Our handy guide will ensure that you are equipped to spot any cyberattacks and ensure that the UCT network and your data remains protected while you work remotely.
YOU are our number one form of defence
ICTS has put a number of security measures in place to ensure that you have the necessary security measures in place to prevent cybercriminals from gaining unauthorised access to the UCT network. One way is to be wary of emails and text messages that you receive.
During this time, you going to receive a number of emails from UCT, your colleagues, your contacts and from organisations that you have subscribed to. This information will range from work to coronavirus updates.
Always assess each email to ensure that it’s legitimate before taking action.
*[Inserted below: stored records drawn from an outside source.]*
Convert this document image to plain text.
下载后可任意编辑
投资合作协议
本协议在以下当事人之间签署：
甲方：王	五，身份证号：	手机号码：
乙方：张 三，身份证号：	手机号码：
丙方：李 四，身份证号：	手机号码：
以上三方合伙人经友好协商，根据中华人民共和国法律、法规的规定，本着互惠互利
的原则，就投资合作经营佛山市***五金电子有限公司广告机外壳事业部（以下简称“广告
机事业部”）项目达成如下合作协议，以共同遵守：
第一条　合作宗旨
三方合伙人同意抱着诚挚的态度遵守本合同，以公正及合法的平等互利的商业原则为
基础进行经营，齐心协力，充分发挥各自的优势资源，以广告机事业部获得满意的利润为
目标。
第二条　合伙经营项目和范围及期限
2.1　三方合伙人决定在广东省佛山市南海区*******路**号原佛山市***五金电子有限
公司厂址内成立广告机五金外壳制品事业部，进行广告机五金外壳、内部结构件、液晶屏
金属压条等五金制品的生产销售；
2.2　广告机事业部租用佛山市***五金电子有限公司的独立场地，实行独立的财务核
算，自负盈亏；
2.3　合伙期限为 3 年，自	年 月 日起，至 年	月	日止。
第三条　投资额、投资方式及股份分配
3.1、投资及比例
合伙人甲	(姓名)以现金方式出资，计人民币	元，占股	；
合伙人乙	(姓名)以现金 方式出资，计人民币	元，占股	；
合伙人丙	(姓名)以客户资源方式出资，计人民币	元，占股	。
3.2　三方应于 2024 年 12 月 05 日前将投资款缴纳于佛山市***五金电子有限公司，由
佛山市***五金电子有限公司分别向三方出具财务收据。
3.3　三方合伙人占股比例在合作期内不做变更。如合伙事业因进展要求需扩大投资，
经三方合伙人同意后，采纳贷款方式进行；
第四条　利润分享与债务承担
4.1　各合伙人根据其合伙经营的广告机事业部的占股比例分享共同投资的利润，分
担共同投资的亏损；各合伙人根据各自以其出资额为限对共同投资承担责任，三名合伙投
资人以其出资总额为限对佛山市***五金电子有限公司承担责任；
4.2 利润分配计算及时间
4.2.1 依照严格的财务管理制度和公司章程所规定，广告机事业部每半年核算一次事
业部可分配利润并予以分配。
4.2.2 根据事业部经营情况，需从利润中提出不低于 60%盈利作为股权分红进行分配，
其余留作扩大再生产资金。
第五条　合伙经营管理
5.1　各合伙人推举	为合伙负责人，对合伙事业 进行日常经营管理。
If you’re unsure, contact the sender directly to verify the email and request.
- Cybercriminals like to add an element of urgency to their requests, as a way to get you to take action without thinking. When receiving urgent emails always check the following first:
- Correct email address
- Spelling and grammar
- Message tone
- If these all look correct but you’re still unsure, rather contact the sender directly to confirm their request. It’s always better to be cautious.
- Cybercriminals love to send attachments that contains malware or bugs that can infect your computer, get access to the UCT network and spread viruses to your colleagues. If you’re not expecting an attachment or when you hover over the link and it has a completely different URL, then rather contact the sender to verify its legitimate.
- Avoid those too good to be true lottery winner notifications, or messages that you won a free trip you can’t remember signing up for. Don’t click on the link. Don’t open the attachment. Rather delete and move on.
Go big at home to protect your network
One of the key tools you will need to work from home is wireless access whether this may fibre, ADSL, LTE or via a mobile wireless router. Whichever form or shape it comes in, use our steps below to ensure it is secure.
- Administrator password: You can change your router’s network settings, but you require an administrator password to do this. A default one always comes with the advice, which if you’re a cybercriminal will know what it is. Secure your home network by changing this password to prevent any unauthorised access. Never share this password with anyone because it could just end up in the wrong hands, and you could end up not being able to access your own home WiFi.
- Sharing your WiFi password: As soon as people find out you have wireless access; they want to know the password. Try to only share your wireless password with those who you trust, and who you know won’t share it with people you don’t know.
- Always keep track of who has access to your WiFi and ensure that those devices are regularly updated.
Complex passwords rules
Passwords are the key to vast amounts of information. This information is important to cybercriminals as they can be used for all sorts of things, including stealing your data, identity and hard-earned money. By keeping your password secure you can prevent this from happening to you.
Make your password hard to guess by considering the following tips:
- Golden rule: Never! Never, share your password with anyone
- Keep your password safe like you would your bank PIN and toothbrush
- Create a password in another language
- Ensure your password contains a combination of letters and numbers
- Opt for a phrase that you can easily remember instead of a word
- Never re-use the same password
- Choose a password manager to help you manage all your passwords
- Select two or multi-factor authentication when setting up accounts that require a password
Updates are key
Your computer or mobile device is always wanting to install updates and in most cases, you choose to ignore or postpone. These vital updates ensure that your device, operating system and software is protected against possible cyber-attacks and often contains fixes to bugs in previous editions.
So, don’t postpone, update whenever you can to ensure you do your bit to secure your data and device.